First thing, googled up every possible combination of all the keywords that made sense. Yet all I’ve found on the subject was one single forum thread. They came up with the following.

- Increase row ID by element weight on each element insert.
- Query a random element by generating a random ID between the first and latest and return the row with the nearest lower ID.
- Update weights by rebuilding the table from the row in question.

Needless to say, this solution is inferior at a high element count and outright unacceptable in real-time web applications. So, I was forced to put together a solution of my own.

### Scraping the surface

The first idea that popped into my mind was an SQL approach with two tables: ‘Elements’ and ‘Multiplicity’. In ‘Elements’ go all the properties of the actual elements of the distribution, one row for each. In ‘Multiplicity’, rows are inserted or deleted each time an element’s weight is changed. A query goes as simple as this (MySQL):

SELECT * FROM Elements NATURAL JOIN Multiplicity ORDER BY RAND() LIMIT 1

(The join is there only to show that it’s the information in Elements that carries value for us. I could just as well select from Multiplicity and then look up the corresponding element by key. Also, I looked past the inefficiency of ORDER BY RAND() for the sake of compactness.)

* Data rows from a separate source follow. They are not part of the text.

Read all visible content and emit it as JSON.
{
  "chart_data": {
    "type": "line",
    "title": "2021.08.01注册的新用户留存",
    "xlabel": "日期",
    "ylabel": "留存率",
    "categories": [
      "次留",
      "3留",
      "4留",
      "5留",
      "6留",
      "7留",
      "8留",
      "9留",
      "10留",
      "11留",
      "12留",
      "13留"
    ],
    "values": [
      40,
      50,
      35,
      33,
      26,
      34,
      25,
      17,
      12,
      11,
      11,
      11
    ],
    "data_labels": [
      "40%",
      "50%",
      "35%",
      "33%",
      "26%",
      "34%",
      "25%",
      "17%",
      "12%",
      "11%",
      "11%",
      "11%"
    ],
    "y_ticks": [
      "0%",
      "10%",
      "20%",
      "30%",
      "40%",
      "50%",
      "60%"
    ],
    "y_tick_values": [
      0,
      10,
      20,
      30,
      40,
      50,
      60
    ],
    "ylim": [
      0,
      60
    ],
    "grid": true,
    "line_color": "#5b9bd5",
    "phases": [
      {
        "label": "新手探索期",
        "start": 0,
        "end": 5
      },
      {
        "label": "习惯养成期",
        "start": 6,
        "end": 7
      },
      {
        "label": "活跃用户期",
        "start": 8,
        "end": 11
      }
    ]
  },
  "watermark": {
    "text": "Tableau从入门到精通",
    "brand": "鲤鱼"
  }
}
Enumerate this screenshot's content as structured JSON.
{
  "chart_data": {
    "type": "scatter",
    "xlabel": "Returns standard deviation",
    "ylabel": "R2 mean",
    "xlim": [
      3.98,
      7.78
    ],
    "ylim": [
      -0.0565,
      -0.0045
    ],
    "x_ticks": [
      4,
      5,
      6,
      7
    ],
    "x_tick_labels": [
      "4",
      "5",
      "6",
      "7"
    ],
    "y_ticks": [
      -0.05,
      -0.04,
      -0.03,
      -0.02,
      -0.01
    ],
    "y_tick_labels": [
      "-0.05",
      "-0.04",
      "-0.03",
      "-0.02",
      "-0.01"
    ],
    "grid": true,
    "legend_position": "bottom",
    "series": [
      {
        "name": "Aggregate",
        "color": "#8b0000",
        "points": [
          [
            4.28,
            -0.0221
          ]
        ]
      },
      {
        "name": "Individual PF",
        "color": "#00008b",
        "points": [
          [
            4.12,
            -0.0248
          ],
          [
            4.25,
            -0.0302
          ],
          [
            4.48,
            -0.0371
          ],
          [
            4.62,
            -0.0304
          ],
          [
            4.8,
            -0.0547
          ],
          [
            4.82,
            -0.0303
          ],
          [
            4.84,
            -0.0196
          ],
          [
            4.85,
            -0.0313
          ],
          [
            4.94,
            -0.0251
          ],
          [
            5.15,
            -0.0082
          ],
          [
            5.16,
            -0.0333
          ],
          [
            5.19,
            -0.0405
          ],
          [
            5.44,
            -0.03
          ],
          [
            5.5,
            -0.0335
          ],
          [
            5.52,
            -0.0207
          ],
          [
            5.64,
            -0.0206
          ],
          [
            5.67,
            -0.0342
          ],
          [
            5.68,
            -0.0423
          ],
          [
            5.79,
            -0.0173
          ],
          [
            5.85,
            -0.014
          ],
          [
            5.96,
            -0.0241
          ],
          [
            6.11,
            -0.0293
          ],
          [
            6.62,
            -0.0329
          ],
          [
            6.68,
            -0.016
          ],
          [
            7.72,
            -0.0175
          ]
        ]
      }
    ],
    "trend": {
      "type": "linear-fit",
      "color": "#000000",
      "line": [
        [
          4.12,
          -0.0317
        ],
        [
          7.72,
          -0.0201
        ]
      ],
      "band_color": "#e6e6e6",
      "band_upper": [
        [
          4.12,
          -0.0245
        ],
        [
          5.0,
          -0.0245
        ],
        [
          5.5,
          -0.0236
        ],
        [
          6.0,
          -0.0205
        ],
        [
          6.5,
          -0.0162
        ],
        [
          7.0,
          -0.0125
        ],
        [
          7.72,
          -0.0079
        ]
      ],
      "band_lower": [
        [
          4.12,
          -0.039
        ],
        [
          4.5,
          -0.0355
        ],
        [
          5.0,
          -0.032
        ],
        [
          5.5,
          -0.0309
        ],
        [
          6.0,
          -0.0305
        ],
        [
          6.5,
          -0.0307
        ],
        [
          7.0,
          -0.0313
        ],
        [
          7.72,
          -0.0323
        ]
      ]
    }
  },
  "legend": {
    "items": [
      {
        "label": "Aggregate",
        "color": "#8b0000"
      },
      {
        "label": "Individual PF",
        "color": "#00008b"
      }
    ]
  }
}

While the above does work, there are still problems. For one, only integer weights may be concerned. But I could live with that. The real problem is that every single unit of weight is another row in Multiplicity. Imagine just 1 million rows in Elements, each having an average weight of 1000. Looks like I’ve just added three magnitudes to my data storage needs. No doubt, this concept also fails, albeit for a different reason, on large-scale.

### One that works

So, what’s the solution, that’s fast and doesn’t consume the entire Internet? Right after the SQL approach I started experimenting with something similar to the first solution (inserting and querying being the same as there), but I already knew that updating weight was not an option. And that was the key. I cannot update the weight in a row but I can update element properties. So what I do is insert the same element with the new weight and update the original row by removing all element properties and leaving only the weight, thus creating an empty, but weighted row. This empty row becomes a placeholder for a future element with the same weight. So before inserting an element I first check for a placeholder and insert only if there’s none. Otherwise I just update the placeholder. This way the IDs and weights remain consistent, and the method is applicable to real-time applications even with huge datasets.

There are only two minor problems. To keep the number of placeholders low, only a predefined set of weights may be used. Powers of two, Fibonacci numbers, et cetera. Secondly, empty elements count too in the querying process, distorting the relative weight of real elements. But this can be easily resolved by re-running the query again and again until it returns a real element.